Она развернулась, так что косы взвились в воздухе, и под общие аплодисменты несколько раз поклонилась публике. Это был фурор.

– Вам крупно повезло, что я оказалась здесь и смогла вас остановить, – говорила Джинкс зевая, когда они с Экко затемно возвращались из мастерской. – Вы бы просто подорвали себя по незнанию!

Вообще-то несколько прототипов они уже потеряли как раз из-за взрывов, однако признаться Экко в этом не мог и хотел возразить, но Джинкс его перебила.

– Так и быть, останусь пока тут и помогу вам. Но только пока миротворцы не свалят из лавки. Я, конечно, душка, но у меня свои амбиции и все такое!

– О, только не нужно жертвовать своими интересами! – попросил Экко, старательно парадируя тон и интонации пилтоверцев. Джинкс прыснула.

Оба они знали, что она решила остаться, потому что ей тут понравилось, и никакой другой серьезной причины не было.

– Хочешь покататься на летающем драндулете? – спросил Экко, на самом деле рассчитывая только на один ответ.

– Прямо сейчас?

– Ну да, – он пожал плечами.

– Вообще-то меня ждут. Может, завтра?

– Кто ждет? – насторожился Экко.

Они вышли на улицу, где в одном из домов грохотала музыка и внутри, судя по звукам, что-то праздновали.

– Мега-девичник, забыл? – Джинкс развернулась и указала пальцами на большой синий плакат, виднеющийся над дверью: «только для девочек с синими волосами». – Прости, мальчикам сюда нельзя! Увидимся завтра в мастерской!

Она скрылась за дверью и оттуда тут же раздался ее возглас, встреченный другими криками:

– А вот и я! Зажигаем!

Послышался взрыв хлопушки, новые крики и из открытых окон полетели сверкающие блестки.

Пожав плечами, Экко пошел кататься с парнями.

Джинкс и Иша провели с поджигателями пару месяцев. Они с Экко и остальными работали в мастерской, спорили, помогали друг другу, дурачились, пару раз даже вылетали вместе. Особенно Экко запомнилось, как они врубали музыку так громко, что она заглушала даже визг болгарки, а после дня в мастерской, измазанные маслом, заваливались к нему в квартиру только втроем и объедались горами жирной, соленной и острой еды, которую сами приготовили.

Девчонки жили в доме с другими девушками, участвовали в жизни деревни, познакомились и подружились с остальными поджигателями, но больше всего времени проводили с Экко.

Время пролетело быстро, словно не прошло и недели, и он не заметил, как наступил день, когда ему пришлось снова завязать Джинкс и Ише глаза, чтобы отвести их обратно в Заун. Это уже не было необходимостью, многие в деревне приняли ее и прощались, как с подругой, но Джинкс настояла на том, что не хочет знать точной дороги.
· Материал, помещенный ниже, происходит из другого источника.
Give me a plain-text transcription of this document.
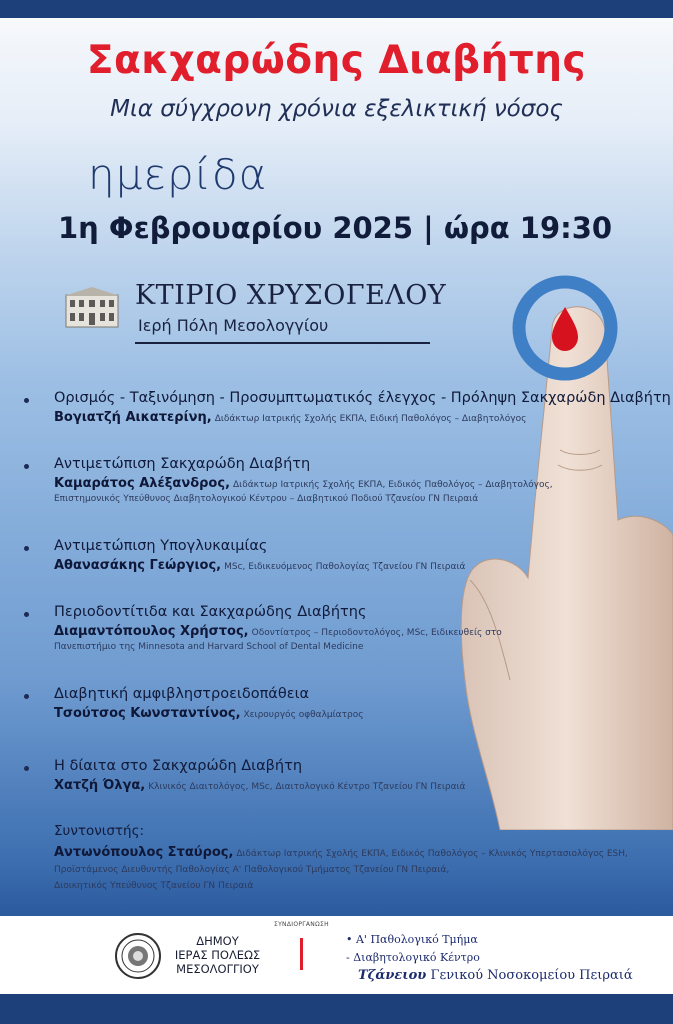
Σακχαρώδης Διαβήτης
Μια σύγχρονη χρόνια εξελικτική νόσος
ημερίδα
1η Φεβρουαρίου 2025 | ώρα 19:30
ΚΤΙΡΙΟ ΧΡΥΣΟΓΕΛΟΥ
Ιερή Πόλη Μεσολογγίου
Ορισμός - Ταξινόμηση - Προσυμπτωματικός έλεγχος - Πρόληψη Σακχαρώδη Διαβήτη
Βογιατζή Αικατερίνη, Διδάκτωρ Ιατρικής Σχολής ΕΚΠΑ, Ειδική Παθολόγος – Διαβητολόγος
Αντιμετώπιση Σακχαρώδη Διαβήτη
Καμαράτος Αλέξανδρος, Διδάκτωρ Ιατρικής Σχολής ΕΚΠΑ, Ειδικός Παθολόγος – Διαβητολόγος,
Επιστημονικός Υπεύθυνος Διαβητολογικού Κέντρου – Διαβητικού Ποδιού Τζανείου ΓΝ Πειραιά
Αντιμετώπιση Υπογλυκαιμίας
Αθανασάκης Γεώργιος, MSc, Ειδικευόμενος Παθολογίας Τζανείου ΓΝ Πειραιά
Περιοδοντίτιδα και Σακχαρώδης Διαβήτης
Διαμαντόπουλος Χρήστος, Οδοντίατρος – Περιοδοντολόγος, MSc, Ειδικευθείς στο
Πανεπιστήμιο της Minnesota and Harvard School of Dental Medicine
Διαβητική αμφιβληστροειδοπάθεια
Τσούτσος Κωνσταντίνος, Χειρουργός οφθαλμίατρος
Η δίαιτα στο Σακχαρώδη Διαβήτη
Χατζή Όλγα, Κλινικός Διαιτολόγος, MSc, Διαιτολογικό Κέντρο Τζανείου ΓΝ Πειραιά
Συντονιστής:
Αντωνόπουλος Σταύρος, Διδάκτωρ Ιατρικής Σχολής ΕΚΠΑ, Ειδικός Παθολόγος – Κλινικός Υπερτασιολόγος ESH,
Προϊστάμενος Διευθυντής Παθολογίας Α' Παθολογικού Τμήματος Τζανείου ΓΝ Πειραιά,
Διοικητικός Υπεύθυνος Τζανείου ΓΝ Πειραιά
ΔΗΜΟΥ
ΙΕΡΑΣ ΠΟΛΕΩΣ
ΜΕΣΟΛΟΓΓΙΟΥ
ΣΥΝΔΙΟΡΓΑΝΩΣΗ
• Α' Παθολογικό Τμήμα
- Διαβητολογικό Κέντρο
Τζάνειου Γενικού Νοσοκομείου Πειραιά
– Так всем будет спокойнее, верно? – улыбнулась она, завязывая на затылке лоскут ткани.

Когда они вышли на улицы Зауна, прощаться Экко не захотелось и он решил довести их до дома, но Джинкс его остановила, уперев ладонь в грудь.

– Мы дальше сами, – сказала она. – Спасибо, что пригласил нас, Экко. Это было… это было самое скучное приключение в моей жизни, – улыбнулась.

Иша встала в стороне и с любопытством наблюдала за сестрой и поджигателем, теребя пальцами край футболки. В деревне все только и говорили о том, что эти двое рано или поздно точно сойдутся, а Ише хотелось бы, чтобы Экко бывал с ними чаще. Ей нравилось, какое спокойствие от него исходит, и что он мало говорит, почти как сама Иша. А еще он вкусно готовил.

– Если захочешь вернуться, дай мне знать, – предложил он, кивнув на большой камень у тоннеля, где они стояли. – Оставь записку и я приду за вами.

Джинкс задержала взгляд на его лице. Все эти годы она видела его напряженным, с плотно сжатыми челюстями, с боевой раскраской, без которой Экко не покидал деревни. Теперь его взгляд переменился, стал открытым, так что ей казалось, что через глаза она видит вообще все, о чем он думает. При этом он как будто знал, что она видит, но его это ничуть не смущало. Он и не думал прятаться.